Analiz-Sentez kuramı nedir?
Bu kuram, uyarıcıyla karşılaşan algılayıcının
bağlamsal faktörler ışığında uyarıcıya dair bir hipotez
geliştirdiğini ve daha sonra bu hipotezi belleğinde
sakladığı şemalarla karşılaştırdığını ileri sürer. Kurama
göre, hipotez ile şema örtüştüğünde algısal süreç başarıyla
tamamlanmış demektir. Özetle algısal süreç, gerçekliğe ait
olabilecek en iyi tahminin oluşturulması ve bunun test
edilmesini içerir.
Algıda örgütlenme ilkesi nedir?
20. yüzyılın başlarında, Gestalt psikologları
insanın duyusal bilgi parçacıklarını nasıl anlamlı bütünler
hâline getirdiğini incelerken, algıda belirli tutarlılıklar
olduğunu keşfettiler. Bu tutarlılıkları tanımlayarak, algının
örgütlenme ilkelerini ortaya koydular. Algıda iki temel
örgütlenme ilkesi vardır:
• İlki şekil-zemin ilişkisi ve
• Diğeri nesneleri belirli özelliklerine göre
gruplandırmadır.
Şekil-Zemin ilişkisi nedir?
Gördüğümüz nesnelerin çoğu şekil ya da zemin
olarak sınıflandırılabilir. Şekil, belirli biçimi olan ve
uzayda yer kaplayan bir nesnedir. Zemin, herhangi bir
biçime sahip değildir. Zemin, önünde gördüğümüz şeklin
yerini belirlememize yardım eder. Bir nesnenin şekil ya da
zemin olma hâli nesnenin sabit bir özelliği değildir,
algılayıcının uyarıcıya verdiği bir tepkidir. Dolayısıyla
birisi için zemin olan, diğer bir kişi için şekil olabilir. Ya
da aynı kişi için şekil ve zemin zaman içinde yer
değiştirebilir. Algılayıcı, şekil-zemin ayrımı yaptığında
şeklin önemli olduğuna, zeminin görece önemsiz olduğuna
karar vermiş olur (S:80, Şekil 4.1 ve S:81, Şekil 4.2).

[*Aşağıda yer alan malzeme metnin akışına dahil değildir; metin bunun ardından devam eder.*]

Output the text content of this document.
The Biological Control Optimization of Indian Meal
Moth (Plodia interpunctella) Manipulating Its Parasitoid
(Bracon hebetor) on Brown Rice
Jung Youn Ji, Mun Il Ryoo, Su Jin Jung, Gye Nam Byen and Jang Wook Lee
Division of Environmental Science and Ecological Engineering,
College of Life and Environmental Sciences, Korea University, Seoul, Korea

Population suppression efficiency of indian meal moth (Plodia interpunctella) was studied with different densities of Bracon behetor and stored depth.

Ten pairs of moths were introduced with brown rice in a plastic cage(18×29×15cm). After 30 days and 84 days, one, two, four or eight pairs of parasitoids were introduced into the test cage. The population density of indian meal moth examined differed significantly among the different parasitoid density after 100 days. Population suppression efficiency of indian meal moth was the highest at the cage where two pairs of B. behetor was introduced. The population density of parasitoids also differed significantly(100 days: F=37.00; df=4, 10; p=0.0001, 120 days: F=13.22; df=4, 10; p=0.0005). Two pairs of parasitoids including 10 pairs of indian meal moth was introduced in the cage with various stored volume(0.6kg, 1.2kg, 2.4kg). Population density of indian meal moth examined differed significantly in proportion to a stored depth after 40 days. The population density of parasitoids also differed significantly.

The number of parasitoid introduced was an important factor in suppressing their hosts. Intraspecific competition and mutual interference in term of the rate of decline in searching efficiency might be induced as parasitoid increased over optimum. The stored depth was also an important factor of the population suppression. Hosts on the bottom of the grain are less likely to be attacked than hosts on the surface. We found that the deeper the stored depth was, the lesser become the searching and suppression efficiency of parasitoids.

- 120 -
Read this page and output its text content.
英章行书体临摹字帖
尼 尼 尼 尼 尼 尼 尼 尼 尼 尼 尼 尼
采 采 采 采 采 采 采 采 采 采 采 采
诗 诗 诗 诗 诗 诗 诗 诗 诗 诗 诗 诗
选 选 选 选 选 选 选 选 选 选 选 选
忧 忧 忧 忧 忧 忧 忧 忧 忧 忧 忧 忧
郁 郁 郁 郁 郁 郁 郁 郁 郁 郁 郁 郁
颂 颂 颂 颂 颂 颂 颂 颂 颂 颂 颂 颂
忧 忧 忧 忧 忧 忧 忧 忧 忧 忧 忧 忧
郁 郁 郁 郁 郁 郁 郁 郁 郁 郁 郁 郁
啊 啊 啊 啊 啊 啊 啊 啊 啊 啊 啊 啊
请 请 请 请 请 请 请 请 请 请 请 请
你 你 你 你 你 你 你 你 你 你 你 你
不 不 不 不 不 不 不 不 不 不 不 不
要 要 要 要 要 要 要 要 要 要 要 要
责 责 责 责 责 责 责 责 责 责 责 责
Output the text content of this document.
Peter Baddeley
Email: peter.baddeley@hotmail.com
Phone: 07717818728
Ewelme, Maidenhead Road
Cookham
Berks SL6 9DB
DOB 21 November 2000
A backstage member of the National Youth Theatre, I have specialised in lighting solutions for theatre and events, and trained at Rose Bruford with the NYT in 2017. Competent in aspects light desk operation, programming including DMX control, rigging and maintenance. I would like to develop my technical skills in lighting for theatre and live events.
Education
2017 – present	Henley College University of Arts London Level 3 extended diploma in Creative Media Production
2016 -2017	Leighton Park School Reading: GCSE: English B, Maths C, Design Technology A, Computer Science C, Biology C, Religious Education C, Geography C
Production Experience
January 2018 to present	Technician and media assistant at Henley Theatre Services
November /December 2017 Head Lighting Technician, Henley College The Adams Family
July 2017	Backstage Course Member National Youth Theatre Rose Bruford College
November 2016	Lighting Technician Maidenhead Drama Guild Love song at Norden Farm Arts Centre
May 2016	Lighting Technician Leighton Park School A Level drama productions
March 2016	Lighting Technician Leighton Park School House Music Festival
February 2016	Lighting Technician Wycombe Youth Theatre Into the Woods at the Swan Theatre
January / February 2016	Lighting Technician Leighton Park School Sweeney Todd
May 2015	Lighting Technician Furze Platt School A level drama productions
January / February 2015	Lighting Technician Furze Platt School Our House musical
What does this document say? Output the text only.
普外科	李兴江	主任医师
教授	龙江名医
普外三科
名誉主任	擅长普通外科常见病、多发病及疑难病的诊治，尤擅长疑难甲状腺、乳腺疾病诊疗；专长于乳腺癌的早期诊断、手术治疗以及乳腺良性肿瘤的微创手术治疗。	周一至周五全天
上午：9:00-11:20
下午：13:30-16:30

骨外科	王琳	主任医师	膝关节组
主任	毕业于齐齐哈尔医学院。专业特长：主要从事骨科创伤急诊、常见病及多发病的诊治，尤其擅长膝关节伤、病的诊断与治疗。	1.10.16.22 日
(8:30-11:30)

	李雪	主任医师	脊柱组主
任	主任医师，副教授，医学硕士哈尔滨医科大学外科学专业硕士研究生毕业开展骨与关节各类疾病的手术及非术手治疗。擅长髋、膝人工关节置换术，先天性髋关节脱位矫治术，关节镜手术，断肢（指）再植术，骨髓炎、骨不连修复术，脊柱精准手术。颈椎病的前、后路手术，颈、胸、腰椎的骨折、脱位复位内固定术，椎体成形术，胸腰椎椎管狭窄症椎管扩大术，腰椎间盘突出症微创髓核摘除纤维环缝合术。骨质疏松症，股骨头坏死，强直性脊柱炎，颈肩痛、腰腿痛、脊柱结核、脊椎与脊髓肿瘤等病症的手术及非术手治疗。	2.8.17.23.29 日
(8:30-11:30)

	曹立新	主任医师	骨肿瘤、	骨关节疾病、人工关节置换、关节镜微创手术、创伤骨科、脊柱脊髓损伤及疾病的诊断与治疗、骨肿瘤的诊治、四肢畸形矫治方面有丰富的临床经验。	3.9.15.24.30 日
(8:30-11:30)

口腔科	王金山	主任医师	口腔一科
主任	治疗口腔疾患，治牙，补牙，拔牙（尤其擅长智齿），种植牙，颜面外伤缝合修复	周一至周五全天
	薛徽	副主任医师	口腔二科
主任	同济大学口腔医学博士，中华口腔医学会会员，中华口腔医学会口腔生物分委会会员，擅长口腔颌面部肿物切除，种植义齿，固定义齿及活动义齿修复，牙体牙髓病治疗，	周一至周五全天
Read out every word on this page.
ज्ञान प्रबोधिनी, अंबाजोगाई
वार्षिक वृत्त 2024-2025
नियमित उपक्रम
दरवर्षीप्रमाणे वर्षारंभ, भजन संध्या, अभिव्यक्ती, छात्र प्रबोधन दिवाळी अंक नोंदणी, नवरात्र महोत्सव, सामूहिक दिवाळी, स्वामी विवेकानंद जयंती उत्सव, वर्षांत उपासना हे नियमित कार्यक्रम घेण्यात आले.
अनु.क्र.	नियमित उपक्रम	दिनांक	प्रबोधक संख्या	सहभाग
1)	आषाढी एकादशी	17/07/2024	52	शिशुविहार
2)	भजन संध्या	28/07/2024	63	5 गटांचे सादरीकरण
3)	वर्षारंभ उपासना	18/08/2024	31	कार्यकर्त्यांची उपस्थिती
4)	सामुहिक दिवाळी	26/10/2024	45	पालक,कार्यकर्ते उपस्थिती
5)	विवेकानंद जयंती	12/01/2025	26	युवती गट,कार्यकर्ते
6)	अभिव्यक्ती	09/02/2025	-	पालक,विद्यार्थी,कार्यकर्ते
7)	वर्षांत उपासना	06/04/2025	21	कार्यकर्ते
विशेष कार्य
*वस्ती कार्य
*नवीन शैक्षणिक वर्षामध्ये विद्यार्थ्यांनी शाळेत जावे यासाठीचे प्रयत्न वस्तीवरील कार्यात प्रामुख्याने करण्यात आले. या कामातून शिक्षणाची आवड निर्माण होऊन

Gruplama ilkeleri nelerdir?
Gruplama ilkeleri şöyle sıralanabilir:
• Yakınlık ilkesi,
• Benzerlik ilkesi,
• Tamamlama ilkesi,
• Süreklilik ilkesi,
• Ortak kader ilkesi.
Yakınlık ilkesi nedir?
Yakınlık ilkesi, uzayda birbirlerine yakın olan
nesneleri bir grup olarak algılama eğilimini ifade eder
(S:81, Şekil 4.3).
Benzerlik ilkesi nedir?
Benzerlik ilkesine göre, insanların, çeşitli
açılardan birbirine benzer nesneleri bir grup olarak
algılama eğilimi vardır. Nesneler şekilleri, büyüklükleri ya
da renkleri açısından benzer algılanabilir (S:81, Şekil 4.4).
Tamamlama ilkesi nedir?
Tamamlama ilkesi, duyusal girdilerde boşluk olsa
bile şekli bir bütün olarak algılama eğilimini yansıtır
(S:81, Şekil 4.5 ve S:82, Şekil 4.6).
Süreklilik ilkesi nedir?
Süreklilik ilkesine göre, insanlar nesneleri düz bir
çizgi ya da düzenli bir eğri üzerinde yerleştirerek bir birim
olarak algılama eğilimindedirler (S:82, Şekil 4.7).
Ortak kader ilkesi nedir?
Ortak kader ilkesi harekete dayanır. Aynı yönde
hareket eden nesneler bir grup olarak algılanır (S:82, Şekil
4.8).
Hareket algısı nedir ve kaç grupta incelenir?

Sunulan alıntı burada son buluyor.